SuzukiGSX1300R08
New Member
exec.exe. What is it and why does a box asking me for permission to let it run pop up every once in a while? I just got the comp today but now its annoying me.
You will want to read this blog for sure. The author ran into the same thing.
September 22, 2006
Did Windows Vista's most irritating feature save my butt?
Of all the new features in Windows Vista, few have drawn as much apprehension and scorn as the User Account Control. Designed to prevent malicious programs from taking action at the system level, it prompts users for permission to do things that wouldn't invoke a dialog box in earlier Windows versions.
I've not been a fan of it either . . . until today.
While working on my Vista-RC1-equipped home desktop this morning, my screen suddenly dimmed and a dialog box appeared. UAC was telling me that a program called exec.exe wanted to run. The dialog gave me several choices, including not to run it. I wasn unsure what this was, and I had not clicked on anything to launch a program, so I said no.

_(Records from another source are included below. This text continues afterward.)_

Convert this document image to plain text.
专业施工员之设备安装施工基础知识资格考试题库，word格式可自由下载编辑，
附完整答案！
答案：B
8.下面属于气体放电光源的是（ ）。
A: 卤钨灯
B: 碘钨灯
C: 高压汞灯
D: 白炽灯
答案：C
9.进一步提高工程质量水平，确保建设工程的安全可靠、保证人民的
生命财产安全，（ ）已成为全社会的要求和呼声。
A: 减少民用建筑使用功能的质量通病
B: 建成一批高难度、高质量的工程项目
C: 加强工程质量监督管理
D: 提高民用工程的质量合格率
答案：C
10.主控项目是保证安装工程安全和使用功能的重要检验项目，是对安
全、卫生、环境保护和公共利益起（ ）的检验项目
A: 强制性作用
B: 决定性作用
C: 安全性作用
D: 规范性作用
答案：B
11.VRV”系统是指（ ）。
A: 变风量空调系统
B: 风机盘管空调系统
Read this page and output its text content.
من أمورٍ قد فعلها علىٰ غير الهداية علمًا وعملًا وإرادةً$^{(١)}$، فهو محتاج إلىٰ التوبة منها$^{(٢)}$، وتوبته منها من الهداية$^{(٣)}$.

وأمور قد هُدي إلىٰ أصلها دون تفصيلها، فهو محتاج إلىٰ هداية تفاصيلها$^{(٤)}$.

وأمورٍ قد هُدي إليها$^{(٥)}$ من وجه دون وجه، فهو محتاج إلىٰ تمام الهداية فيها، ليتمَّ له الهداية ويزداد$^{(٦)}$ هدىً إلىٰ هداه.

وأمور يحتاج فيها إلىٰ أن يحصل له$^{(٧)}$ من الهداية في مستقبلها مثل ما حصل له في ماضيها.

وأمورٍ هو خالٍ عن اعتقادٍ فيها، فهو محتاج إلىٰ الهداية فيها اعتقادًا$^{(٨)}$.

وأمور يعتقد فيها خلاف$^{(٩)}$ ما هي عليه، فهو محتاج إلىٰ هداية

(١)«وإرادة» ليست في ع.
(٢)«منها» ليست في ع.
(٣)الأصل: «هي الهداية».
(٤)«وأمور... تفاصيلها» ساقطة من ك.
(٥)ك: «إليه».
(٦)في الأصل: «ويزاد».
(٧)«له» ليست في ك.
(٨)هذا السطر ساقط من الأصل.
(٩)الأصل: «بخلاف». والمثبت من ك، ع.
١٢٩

I then did a search on Google and discovered that exec.exe is one of two things: a component of the NetZero Internet-access service's software, or a part of the W32/Spybot-Z trojan.
Given that I've never installed NetZero on this machine, I have to presume that something was trying to install that trojan. Either that, or it was some kind of bizarre false-positive, which seems very unlikely.
I did a search on my PC for exec.exe and found nothing. A search on other computers on my network also came up empty, except for a reference to exec.exe in the form of a file in the Prefetch folder on another system. This was not the executable itself, mind you, but rather a .pf file, a kind of marker for programs that have been run in the past. But neither the registry nor the hard drive showed any evidence of that program ever having been in place, and antivirus and spyware scans came up clean, so I'm mystified.
I'll do more poking around later with some advanced tools.